The Series A and Series B Preferred and the Series A, B and C Warrants each contain a 9.9% “blocker” so that in no event shall the Series A and Series B Preferred or any of the Series A, B and C Warrants be convertible or exercisable (including through the cashless exercise exchange provision) into or for Common Stock to the extent that such conversion or exercise would result in Crede having “beneficial ownership” (within the meaning of Section 13(d) of the Securities Exchange Act of 1934, as amended) of more than 9.9% of the Common Stock.
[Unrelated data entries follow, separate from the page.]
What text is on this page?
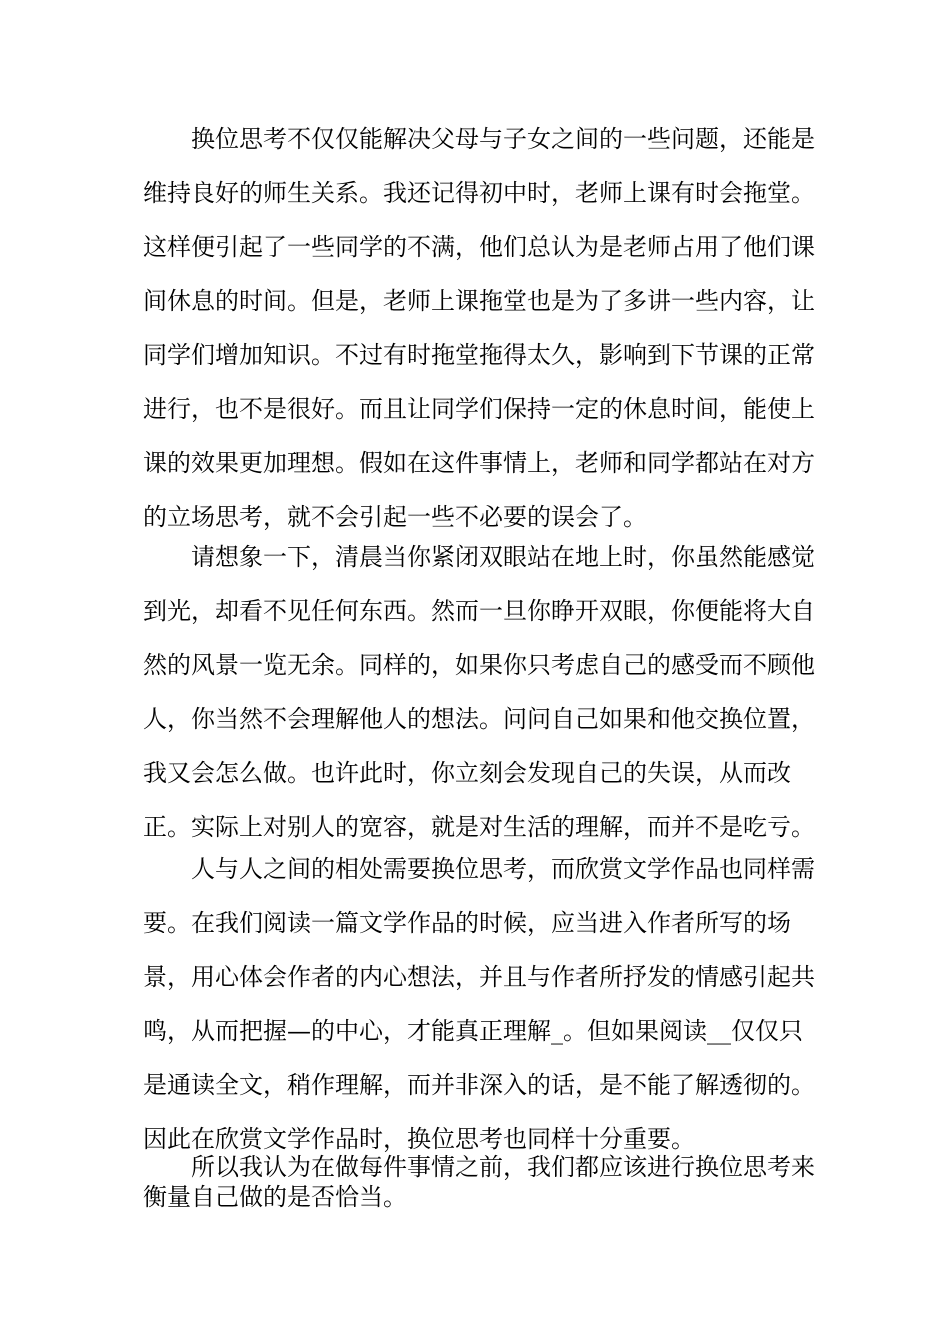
换位思考不仅仅能解决父母与子女之间的一些问题，还能是维持良好的师生关系。我还记得初中时，老师上课有时会拖堂。这样便引起了一些同学的不满，他们总认为是老师占用了他们课间休息的时间。但是，老师上课拖堂也是为了多讲一些内容，让同学们增加知识。不过有时拖堂拖得太久，影响到下节课的正常进行，也不是很好。而且让同学们保持一定的休息时间，能使上课的效果更加理想。假如在这件事情上，老师和同学都站在对方的立场思考，就不会引起一些不必要的误会了。

请想象一下，清晨当你紧闭双眼站在地上时，你虽然能感觉到光，却看不见任何东西。然而一旦你睁开双眼，你便能将大自然的风景一览无余。同样的，如果你只考虑自己的感受而不顾他人，你当然不会理解他人的想法。问问自己如果和他交换位置，我又会怎么做。也许此时，你立刻会发现自己的失误，从而改正。实际上对别人的宽容，就是对生活的理解，而并不是吃亏。

人与人之间的相处需要换位思考，而欣赏文学作品也同样需要。在我们阅读一篇文学作品的时候，应当进入作者所写的场景，用心体会作者的内心想法，并且与作者所抒发的情感引起共鸣，从而把握—的中心，才能真正理解_。但如果阅读__仅仅只是通读全文，稍作理解，而并非深入的话，是不能了解透彻的。因此在欣赏文学作品时，换位思考也同样十分重要。

所以我认为在做每件事情之前，我们都应该进行换位思考来衡量自己做的是否恰当。
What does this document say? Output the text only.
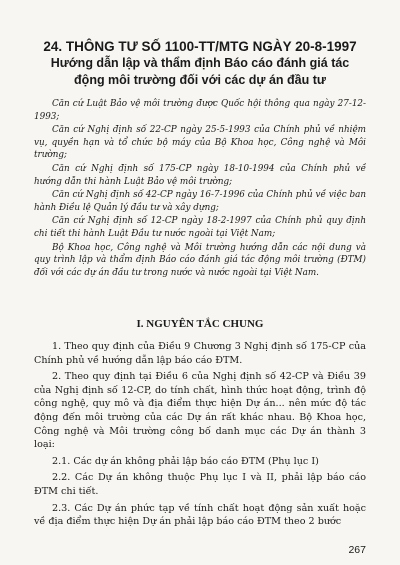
24. THÔNG TƯ SỐ 1100-TT/MTG NGÀY 20-8-1997
Hướng dẫn lập và thẩm định Báo cáo đánh giá tác
động môi trường đối với các dự án đầu tư

Căn cứ Luật Bảo vệ môi trường được Quốc hội thông qua ngày 27-12-1993;

Căn cứ Nghị định số 22-CP ngày 25-5-1993 của Chính phủ về nhiệm vụ, quyền hạn và tổ chức bộ máy của Bộ Khoa học, Công nghệ và Môi trường;

Căn cứ Nghị định số 175-CP ngày 18-10-1994 của Chính phủ về hướng dẫn thi hành Luật Bảo vệ môi trường;

Căn cứ Nghị định số 42-CP ngày 16-7-1996 của Chính phủ về việc ban hành Điều lệ Quản lý đầu tư và xây dựng;

Căn cứ Nghị định số 12-CP ngày 18-2-1997 của Chính phủ quy định chi tiết thi hành Luật Đầu tư nước ngoài tại Việt Nam;

Bộ Khoa học, Công nghệ và Môi trường hướng dẫn các nội dung và quy trình lập và thẩm định Báo cáo đánh giá tác động môi trường (ĐTM) đối với các dự án đầu tư trong nước và nước ngoài tại Việt Nam.

I. NGUYÊN TẮC CHUNG

1. Theo quy định của Điều 9 Chương 3 Nghị định số 175-CP của Chính phủ về hướng dẫn lập báo cáo ĐTM.

2. Theo quy định tại Điều 6 của Nghị định số 42-CP và Điều 39 của Nghị định số 12-CP, do tính chất, hình thức hoạt động, trình độ công nghệ, quy mô và địa điểm thực hiện Dự án... nên mức độ tác động đến môi trường của các Dự án rất khác nhau. Bộ Khoa học, Công nghệ và Môi trường công bố danh mục các Dự án thành 3 loại:

2.1. Các dự án không phải lập báo cáo ĐTM (Phụ lục I)

2.2. Các Dự án không thuộc Phụ lục I và II, phải lập báo cáo ĐTM chi tiết.

2.3. Các Dự án phức tạp về tính chất hoạt động sản xuất hoặc về địa điểm thực hiện Dự án phải lập báo cáo ĐTM theo 2 bước

267
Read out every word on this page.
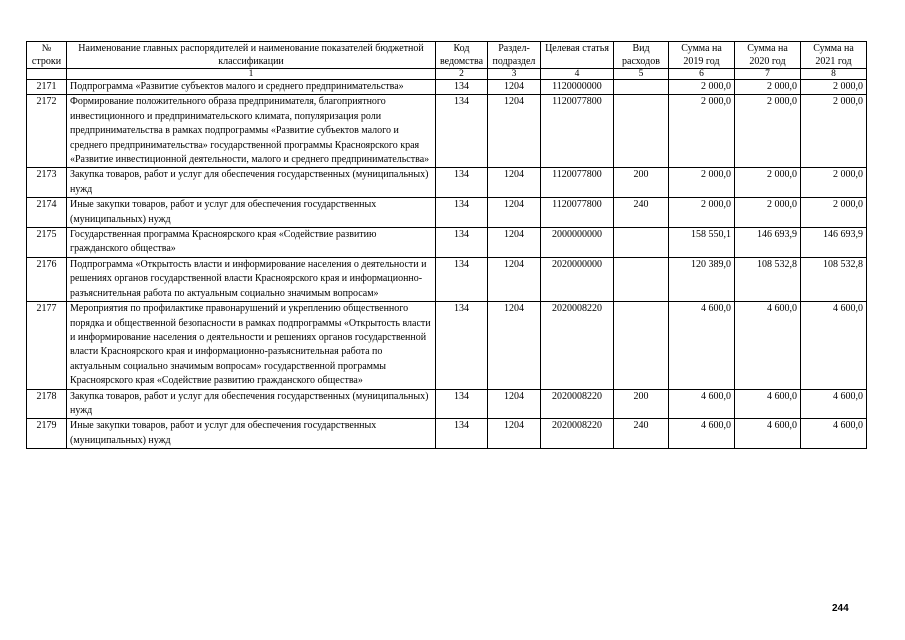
№ строки	Наименование главных распорядителей и наименование показателей бюджетной классификации	Код ведомства	Раздел-подраздел	Целевая статья	Вид расходов	Сумма на 2019 год	Сумма на 2020 год	Сумма на 2021 год
	1	2	3	4	5	6	7	8
2171	Подпрограмма «Развитие субъектов малого и среднего предпринимательства»	134	1204	1120000000		2 000,0	2 000,0	2 000,0
2172	Формирование положительного образа предпринимателя, благоприятного инвестиционного и предпринимательского климата, популяризация роли предпринимательства в рамках подпрограммы «Развитие субъектов малого и среднего предпринимательства» государственной программы Красноярского края «Развитие инвестиционной деятельности, малого и среднего предпринимательства»	134	1204	1120077800		2 000,0	2 000,0	2 000,0
2173	Закупка товаров, работ и услуг для обеспечения государственных (муниципальных) нужд	134	1204	1120077800	200	2 000,0	2 000,0	2 000,0
2174	Иные закупки товаров, работ и услуг для обеспечения государственных (муниципальных) нужд	134	1204	1120077800	240	2 000,0	2 000,0	2 000,0
2175	Государственная программа Красноярского края «Содействие развитию гражданского общества»	134	1204	2000000000		158 550,1	146 693,9	146 693,9
2176	Подпрограмма «Открытость власти и информирование населения о деятельности и решениях органов государственной власти Красноярского края и информационно-разъяснительная работа по актуальным социально значимым вопросам»	134	1204	2020000000		120 389,0	108 532,8	108 532,8
2177	Мероприятия по профилактике правонарушений и укреплению общественного порядка и общественной безопасности в рамках подпрограммы «Открытость власти и информирование населения о деятельности и решениях органов государственной власти Красноярского края и информационно-разъяснительная работа по актуальным социально значимым вопросам» государственной программы Красноярского края «Содействие развитию гражданского общества»	134	1204	2020008220		4 600,0	4 600,0	4 600,0
2178	Закупка товаров, работ и услуг для обеспечения государственных (муниципальных) нужд	134	1204	2020008220	200	4 600,0	4 600,0	4 600,0
2179	Иные закупки товаров, работ и услуг для обеспечения государственных (муниципальных) нужд	134	1204	2020008220	240	4 600,0	4 600,0	4 600,0
244
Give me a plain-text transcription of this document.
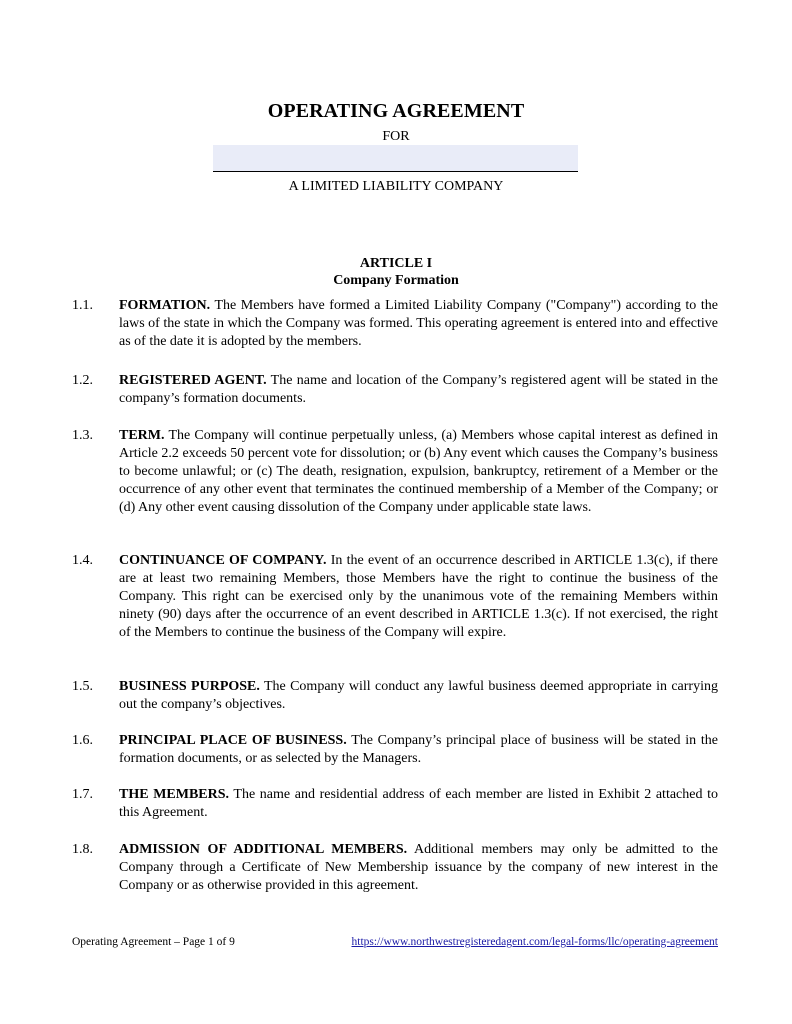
OPERATING AGREEMENT
FOR
A LIMITED LIABILITY COMPANY
ARTICLE I
Company Formation
1.1.	FORMATION. The Members have formed a Limited Liability Company ("Company") according to the laws of the state in which the Company was formed. This operating agreement is entered into and effective as of the date it is adopted by the members.
1.2.	REGISTERED AGENT. The name and location of the Company’s registered agent will be stated in the company’s formation documents.
1.3.	TERM. The Company will continue perpetually unless, (a) Members whose capital interest as defined in Article 2.2 exceeds 50 percent vote for dissolution; or (b) Any event which causes the Company’s business to become unlawful; or (c) The death, resignation, expulsion, bankruptcy, retirement of a Member or the occurrence of any other event that terminates the continued membership of a Member of the Company; or (d) Any other event causing dissolution of the Company under applicable state laws.
1.4.	CONTINUANCE OF COMPANY. In the event of an occurrence described in ARTICLE 1.3(c), if there are at least two remaining Members, those Members have the right to continue the business of the Company. This right can be exercised only by the unanimous vote of the remaining Members within ninety (90) days after the occurrence of an event described in ARTICLE 1.3(c). If not exercised, the right of the Members to continue the business of the Company will expire.
1.5.	BUSINESS PURPOSE. The Company will conduct any lawful business deemed appropriate in carrying out the company’s objectives.
1.6.	PRINCIPAL PLACE OF BUSINESS. The Company’s principal place of business will be stated in the formation documents, or as selected by the Managers.
1.7.	THE MEMBERS. The name and residential address of each member are listed in Exhibit 2 attached to this Agreement.
1.8.	ADMISSION OF ADDITIONAL MEMBERS. Additional members may only be admitted to the Company through a Certificate of New Membership issuance by the company of new interest in the Company or as otherwise provided in this agreement.
Operating Agreement – Page 1 of 9	https://www.northwestregisteredagent.com/legal-forms/llc/operating-agreement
Crede would, however, have the right from time to time to convert, exercise or exchange for shares of Common Stock, which over time would aggregate to greater than 9.9% beneficial ownership if all such shares of Common Stock so acquired had been held at one time by Crede.
 
Crede has the right to participate in other equity or equity-linked financings completed by the Company for a period of 180 days from the date the registration statement went effective on July 30, 2013.
 
In addition, the Company has agreed not to issue additional Common Stock or securities convertible into Common Stock at a price below the per share price issued to Crede under the Second Purchase Agreement, $0.187, or the market price of the Common Stock on the day before the registration statement was declared effective ($0.167), for a period of 180 days from the effective date of the registration statement, except for issuances (i) pursuant to acquisitions, joint ventures, license arrangements, leasing arrangements and other similar arrangements, (ii) to employees, consultants, directors and officers approved by the Board or pursuant to a plan approved by the Board, (iii) pursuant to one or more contracts entered into by the Company with third parties which would result in revenues to the Company during a three-month period equal to an annual run rate of $15 Million in revenues and (iv) pursuant to a contract entered into by the Company with a third party which would reasonably be expected to result in more than $3 Million in annual receivables.
 
Until one year after the Second Closing, which occurred on July 31, 2013, the Company is prohibited from entering into any transaction to (i) sell any convertible securities at a conversion rate or other price that is generally based on and/or varies with the trading prices of the Company’s Common Stock at any time after the initial issuance of such convertible securities or (ii) sell securities at a future determined price, including, without limitation, an “equity line of credit” or an “at the market offering.”
 
On January 8, 2013, Crede exercised its option and converted the Series A Preferred into 25,462,963 shares or the Company’s Common Stock at a conversion price of $0.216 per share and on April 25, 2013, Crede effected the cashless exercise of the Series A and Series B Warrants related to the Initial Purchase Agreement.  Also, on August 14, 2013, the Company exercised its option and converted the Series B Preferred into 42,307,692 shares of the Company’s Common Stock at a conversion price of $0.13 per share.  On January 22, 2013, the Company exercised its option to repurchase the Series C warrants related to the Initial Purchase Agreement and on August 14, 2013, the Company exercised its option to repurchase the Series C Warrants related to the Second Purchase Agreement for $50,000 and $10,000, respectively.